For dessert, we enjoyed the $6 Cassata, a chocolate cake filled with sweet ricotta and candied fruit. The cheese and fruit filling successfully evoked the old-school flavors of the bakeries of San Francisco’s North Beach. The cocoa flavor didn’t overwhelm (but chocolate fans will still enjoy it), a wise choice given the delicacy of the fillings. I was so enamored with this sweet, it will take a fair amount of arm-twisting for me to order another dessert on future visits.

Pizzeria Locale will undoubtedly remain a hot spot for a long time, and for many, myself included, the pizza here will rank among the best they’ve ever tasted. The combination of price, service and quality is unbeatable.
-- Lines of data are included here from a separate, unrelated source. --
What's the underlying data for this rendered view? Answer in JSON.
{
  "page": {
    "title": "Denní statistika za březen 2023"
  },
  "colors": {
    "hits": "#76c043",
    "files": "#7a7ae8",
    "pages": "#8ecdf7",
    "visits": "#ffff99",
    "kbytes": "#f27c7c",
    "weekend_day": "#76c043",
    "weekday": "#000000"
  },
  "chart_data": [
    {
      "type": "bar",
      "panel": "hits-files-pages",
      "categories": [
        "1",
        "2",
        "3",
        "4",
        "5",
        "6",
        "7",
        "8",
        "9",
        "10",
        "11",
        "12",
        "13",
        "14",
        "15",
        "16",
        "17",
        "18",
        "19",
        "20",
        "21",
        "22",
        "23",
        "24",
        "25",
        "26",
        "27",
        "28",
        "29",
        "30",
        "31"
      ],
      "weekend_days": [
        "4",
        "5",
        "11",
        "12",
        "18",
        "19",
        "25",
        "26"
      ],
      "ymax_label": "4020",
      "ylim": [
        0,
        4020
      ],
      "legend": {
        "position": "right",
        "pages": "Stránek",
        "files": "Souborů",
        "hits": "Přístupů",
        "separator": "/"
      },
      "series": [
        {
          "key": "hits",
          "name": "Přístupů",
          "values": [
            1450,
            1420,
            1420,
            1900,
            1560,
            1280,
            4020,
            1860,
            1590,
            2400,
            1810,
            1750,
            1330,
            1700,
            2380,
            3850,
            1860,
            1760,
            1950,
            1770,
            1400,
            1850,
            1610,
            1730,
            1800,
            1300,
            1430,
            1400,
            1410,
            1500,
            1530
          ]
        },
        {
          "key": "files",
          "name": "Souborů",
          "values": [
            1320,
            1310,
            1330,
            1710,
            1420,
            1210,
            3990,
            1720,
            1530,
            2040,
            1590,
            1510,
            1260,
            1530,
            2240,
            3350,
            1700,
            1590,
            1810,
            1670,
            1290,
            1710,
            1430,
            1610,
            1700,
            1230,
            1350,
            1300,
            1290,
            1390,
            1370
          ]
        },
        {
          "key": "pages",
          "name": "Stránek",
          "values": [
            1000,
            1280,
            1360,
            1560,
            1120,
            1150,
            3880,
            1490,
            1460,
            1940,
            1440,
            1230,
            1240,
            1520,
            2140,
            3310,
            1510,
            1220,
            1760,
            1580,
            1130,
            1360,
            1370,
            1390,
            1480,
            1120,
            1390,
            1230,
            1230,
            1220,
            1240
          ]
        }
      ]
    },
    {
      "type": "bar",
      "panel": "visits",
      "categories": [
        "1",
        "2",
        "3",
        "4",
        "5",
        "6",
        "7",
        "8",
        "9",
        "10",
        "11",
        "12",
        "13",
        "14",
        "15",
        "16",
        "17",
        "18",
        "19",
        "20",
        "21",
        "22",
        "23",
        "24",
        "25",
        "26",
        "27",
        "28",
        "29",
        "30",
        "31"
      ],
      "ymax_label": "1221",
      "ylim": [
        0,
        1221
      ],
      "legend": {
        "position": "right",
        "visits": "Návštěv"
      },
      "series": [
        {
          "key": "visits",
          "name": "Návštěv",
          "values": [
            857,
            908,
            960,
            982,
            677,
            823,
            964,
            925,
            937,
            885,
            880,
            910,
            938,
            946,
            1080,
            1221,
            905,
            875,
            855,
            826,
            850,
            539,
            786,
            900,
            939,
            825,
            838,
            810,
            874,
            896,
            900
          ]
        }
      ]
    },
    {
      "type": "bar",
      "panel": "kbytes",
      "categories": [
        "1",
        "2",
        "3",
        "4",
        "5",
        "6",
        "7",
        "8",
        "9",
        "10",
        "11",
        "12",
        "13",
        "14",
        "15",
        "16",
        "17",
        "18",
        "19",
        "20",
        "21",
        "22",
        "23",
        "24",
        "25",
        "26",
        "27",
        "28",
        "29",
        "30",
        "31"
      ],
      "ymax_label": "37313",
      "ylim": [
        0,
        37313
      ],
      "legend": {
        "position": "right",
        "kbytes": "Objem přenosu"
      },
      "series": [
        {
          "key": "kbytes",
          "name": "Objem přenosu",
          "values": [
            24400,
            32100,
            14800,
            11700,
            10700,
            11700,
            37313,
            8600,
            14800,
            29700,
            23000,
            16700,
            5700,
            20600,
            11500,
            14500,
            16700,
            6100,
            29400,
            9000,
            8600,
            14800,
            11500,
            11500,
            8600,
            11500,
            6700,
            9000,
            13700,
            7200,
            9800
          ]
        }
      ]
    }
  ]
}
The reality lives up to, if not exceeds, the promise of Frasca’s illustrious pedigree, even if there aren’t any coin-operated pony rides.

Clay’s Obscurity Corner Of the country

The word “campagnola” means “of the country.” It’s no surprise, then, that the hearty ingredients of this pizza are worthy of someone toiling in the fields. A related family name is Campagnolo, which holds special significance for those toiling on bicycles, as Campagnolo is one of the leading manufacturers of bicycle components. Founder Tullio Campagnolo invented the quick-release skewer, leading to several decades of cycling enthusiasts wondering if they’ve correctly tightened this vital piece of bike equipment. While Campy is best known for its racing bicycle gear, they’ve also manufactured wheels for the great Italian automotive marques Lamborghini and Ferrari.